Governing a people successfully is about providing adequate food, clothes, and shelter for all of them. Production of these necessities will not be difficult if we, who are in controlling positions, love the people, with love manifested in action, like we love our family – for, as a nation, we are indeed one family.

In a family, parents govern the children with pure guileless love. They put the children in school and guide them toward a brighter future.

But, in the mid-20th century, some world’s think tanks began to reason about the extent parents should be entitled to decide the future of their children. They began to ask, What are the risks or benefits of parental control, or let be, on children? What good measure of either should parents apply to children?

Thus, parental control began to be re-analyzed in theory. Alternate opinions began to emerge. Advocates of parental detachment contended that the method would nurture diversity in a child’s ability to compete and survive. By so teaching, the philosophers purposefully and unknowingly set forth a civilization where our children no longer live harmoniously with us.

Parental control began to fall into decline. Becoming more disconnected from our children, we began to be restricted to our self-interests. Likewise, our minors started acting out of stubbornness and self-interest. And so, our sons and daughters began to go into the world, meeting with strangers who showed them unwholesome ways of survival.

Our children started leading irresponsible lives soaked by mistakes; and, at all times, causing us pain and grief. Our youthful resources, through whom we could have effectively harnessed our vast material resources to become great people, have been allowed to waste, due to the strange idea of letting our young who need our support rather forage for themselves.
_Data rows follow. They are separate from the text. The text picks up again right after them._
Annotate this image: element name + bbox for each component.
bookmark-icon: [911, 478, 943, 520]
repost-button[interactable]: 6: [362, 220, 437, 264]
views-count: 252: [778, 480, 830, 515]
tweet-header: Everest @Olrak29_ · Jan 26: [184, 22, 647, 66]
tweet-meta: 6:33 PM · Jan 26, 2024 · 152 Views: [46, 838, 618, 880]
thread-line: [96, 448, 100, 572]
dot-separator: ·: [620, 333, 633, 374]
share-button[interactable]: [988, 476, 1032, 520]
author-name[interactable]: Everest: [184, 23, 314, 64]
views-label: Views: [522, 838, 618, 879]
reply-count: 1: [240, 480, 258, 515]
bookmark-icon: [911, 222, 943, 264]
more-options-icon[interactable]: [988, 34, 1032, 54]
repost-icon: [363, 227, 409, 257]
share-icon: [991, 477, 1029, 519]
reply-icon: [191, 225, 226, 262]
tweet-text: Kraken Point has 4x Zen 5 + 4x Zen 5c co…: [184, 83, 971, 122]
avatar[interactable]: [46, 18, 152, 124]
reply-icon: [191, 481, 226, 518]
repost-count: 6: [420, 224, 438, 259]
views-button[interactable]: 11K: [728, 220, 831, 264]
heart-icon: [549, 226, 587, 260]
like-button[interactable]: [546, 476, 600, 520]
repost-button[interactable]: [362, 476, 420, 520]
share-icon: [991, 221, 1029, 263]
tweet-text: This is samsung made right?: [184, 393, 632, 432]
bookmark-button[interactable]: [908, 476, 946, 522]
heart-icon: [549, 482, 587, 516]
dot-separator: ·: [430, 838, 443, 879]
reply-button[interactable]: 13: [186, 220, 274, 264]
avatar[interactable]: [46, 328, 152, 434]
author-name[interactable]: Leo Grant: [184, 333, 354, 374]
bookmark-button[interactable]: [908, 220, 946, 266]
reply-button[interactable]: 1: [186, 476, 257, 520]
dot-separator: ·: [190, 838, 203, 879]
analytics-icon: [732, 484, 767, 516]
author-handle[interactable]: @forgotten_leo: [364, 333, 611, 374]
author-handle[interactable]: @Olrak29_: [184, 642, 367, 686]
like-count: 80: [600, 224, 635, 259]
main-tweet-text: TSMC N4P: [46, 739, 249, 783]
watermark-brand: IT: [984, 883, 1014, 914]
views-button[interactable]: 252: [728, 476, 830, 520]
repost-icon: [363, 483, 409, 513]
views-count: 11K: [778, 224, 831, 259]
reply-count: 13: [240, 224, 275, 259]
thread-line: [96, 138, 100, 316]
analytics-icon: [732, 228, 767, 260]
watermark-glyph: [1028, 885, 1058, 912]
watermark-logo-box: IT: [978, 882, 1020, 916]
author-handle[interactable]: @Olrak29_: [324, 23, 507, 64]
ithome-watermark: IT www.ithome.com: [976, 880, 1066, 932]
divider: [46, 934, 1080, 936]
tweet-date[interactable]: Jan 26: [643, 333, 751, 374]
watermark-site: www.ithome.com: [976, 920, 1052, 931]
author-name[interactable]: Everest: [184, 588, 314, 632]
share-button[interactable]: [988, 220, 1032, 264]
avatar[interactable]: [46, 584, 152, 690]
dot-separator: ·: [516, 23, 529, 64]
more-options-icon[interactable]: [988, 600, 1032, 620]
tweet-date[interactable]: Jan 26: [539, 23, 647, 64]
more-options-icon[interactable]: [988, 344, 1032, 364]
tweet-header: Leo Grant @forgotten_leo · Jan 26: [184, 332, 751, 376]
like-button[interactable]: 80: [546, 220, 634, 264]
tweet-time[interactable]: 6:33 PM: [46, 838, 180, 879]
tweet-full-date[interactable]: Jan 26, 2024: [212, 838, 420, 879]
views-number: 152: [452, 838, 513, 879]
The appearance of a similar idea in governance in Nigeria started in the late 1970s and mid-1980s and resulted in the removal of government support from the people. This was done through policies of austerity, reductions in government spending (such as removal of subsidies; liberalization; enabling private investors’ interest to override that of the public; deregulation; and downsizing of the workforce) leaving the people to their various fates.

With the loss, in this way, of crucial guidance and support from the government, many of the people began to make severe mistakes and thence failed to succeed in life. They next transformed into various ruthless groups, such as robbers, cultists, kidnappers, militants, terrorists, and regional armies.

Managing such a new civilization, successfully, requires a practical public-oriented approach. Public good is too important to relinquish to entrepreneurs who cannot but work for their private interest, with no tendency to be burdened with public responsibility.

In this circumstance, the “family principle of governance” will restore affluence. It is founded on the axiom of absolutely loving the people under our control and instituting their free and compulsory education to high levels, towards proper employment, to produce the supremely important food, clothes, and shelter for national prosperity. We should do this as passionately as we would for our children, for, indeed, the youths are children of our one large national family.